Alors, après un massage réparateur, il faut lui larder la peau des organes de mille coups d’aiguille, et piquer à tour de bras dans les chairs de la cuisse ; ce n’est qu’au bout d’une bonne heure de cette affreuse gymnastique qu’il redevient un homme ; il me saisit alors, et apaise sa fringalle. Ça lui coûte chaque fois cinquante francs.

La première fois, j’avais peur de lui faire mal et je n’osais enfoncer l’aiguille. Mais il se fâchait, et pour me montrer, il saisissait le petit instrument et se plantait à grands coups trois pouces de fer dans les muscles du bassin.
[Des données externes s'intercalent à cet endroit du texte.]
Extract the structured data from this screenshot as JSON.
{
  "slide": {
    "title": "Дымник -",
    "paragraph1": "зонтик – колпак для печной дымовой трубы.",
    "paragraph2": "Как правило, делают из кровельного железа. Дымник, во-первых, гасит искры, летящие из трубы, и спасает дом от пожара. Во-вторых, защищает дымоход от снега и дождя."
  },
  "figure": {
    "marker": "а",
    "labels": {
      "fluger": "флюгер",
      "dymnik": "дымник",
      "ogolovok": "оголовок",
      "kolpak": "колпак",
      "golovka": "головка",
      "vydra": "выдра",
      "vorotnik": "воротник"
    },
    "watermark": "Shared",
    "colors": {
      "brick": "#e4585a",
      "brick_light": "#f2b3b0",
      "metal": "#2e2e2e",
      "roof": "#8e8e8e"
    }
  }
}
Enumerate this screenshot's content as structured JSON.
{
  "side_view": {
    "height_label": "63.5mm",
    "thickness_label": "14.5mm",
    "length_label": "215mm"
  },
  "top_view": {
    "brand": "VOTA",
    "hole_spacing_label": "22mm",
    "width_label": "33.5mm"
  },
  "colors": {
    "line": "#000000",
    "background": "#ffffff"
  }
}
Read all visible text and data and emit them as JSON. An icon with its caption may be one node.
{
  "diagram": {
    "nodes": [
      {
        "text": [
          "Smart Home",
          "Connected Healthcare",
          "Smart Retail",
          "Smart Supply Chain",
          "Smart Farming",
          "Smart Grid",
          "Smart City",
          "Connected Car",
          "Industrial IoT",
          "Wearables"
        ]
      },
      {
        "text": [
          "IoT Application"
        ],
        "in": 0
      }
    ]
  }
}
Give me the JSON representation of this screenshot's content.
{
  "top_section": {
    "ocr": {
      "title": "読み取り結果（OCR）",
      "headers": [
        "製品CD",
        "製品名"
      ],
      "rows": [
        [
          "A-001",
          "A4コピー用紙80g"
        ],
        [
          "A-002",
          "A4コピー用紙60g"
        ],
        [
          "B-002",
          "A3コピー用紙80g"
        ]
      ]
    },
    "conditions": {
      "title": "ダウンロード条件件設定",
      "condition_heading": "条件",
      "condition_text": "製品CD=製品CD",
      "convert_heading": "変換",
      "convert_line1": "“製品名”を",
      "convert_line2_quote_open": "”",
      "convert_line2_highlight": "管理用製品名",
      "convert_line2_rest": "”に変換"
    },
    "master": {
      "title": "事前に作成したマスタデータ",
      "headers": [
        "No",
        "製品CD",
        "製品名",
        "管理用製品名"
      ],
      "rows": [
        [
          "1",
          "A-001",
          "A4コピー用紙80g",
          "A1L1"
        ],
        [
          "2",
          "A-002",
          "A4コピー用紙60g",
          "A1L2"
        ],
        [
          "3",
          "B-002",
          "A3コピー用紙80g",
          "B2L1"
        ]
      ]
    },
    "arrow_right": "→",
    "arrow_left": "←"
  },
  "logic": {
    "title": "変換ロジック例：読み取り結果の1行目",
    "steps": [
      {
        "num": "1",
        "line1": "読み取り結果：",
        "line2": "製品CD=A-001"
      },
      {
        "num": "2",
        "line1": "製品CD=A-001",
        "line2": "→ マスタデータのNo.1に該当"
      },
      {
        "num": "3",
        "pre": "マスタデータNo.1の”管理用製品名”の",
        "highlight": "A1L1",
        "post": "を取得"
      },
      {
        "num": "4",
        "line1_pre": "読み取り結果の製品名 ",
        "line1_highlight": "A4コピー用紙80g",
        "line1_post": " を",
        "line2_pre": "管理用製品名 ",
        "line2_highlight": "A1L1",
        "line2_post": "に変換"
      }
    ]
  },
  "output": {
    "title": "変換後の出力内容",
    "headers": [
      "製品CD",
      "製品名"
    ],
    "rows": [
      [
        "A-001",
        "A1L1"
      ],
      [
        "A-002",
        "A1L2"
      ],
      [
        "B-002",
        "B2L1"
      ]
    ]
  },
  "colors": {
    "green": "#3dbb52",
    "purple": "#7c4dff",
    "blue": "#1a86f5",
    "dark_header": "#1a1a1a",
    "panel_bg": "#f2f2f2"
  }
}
Chose curieuse, il n’y a jamais aucune trace de sang, et les piqûres, bien que cruelles, ne laissent aucune cicatrice. C’est sûrement de l’hystérie.

Mon « colonel » s’indigne de me voir habiter ce sale trou de la rue Saint-André-des-Arts ; il m’a proposé de meubler pour moi un joli petit entresol ou un premier étage, dans le quartier de la Madeleine, rue Pigalle ou rue Blanche. Je n’ai pas dit non, et pour cause… Je me souviens trop de la misère que j’ai endurée et de mes regrets alors que, chez Cécilia, les vieux me proposaient des petits hôtels.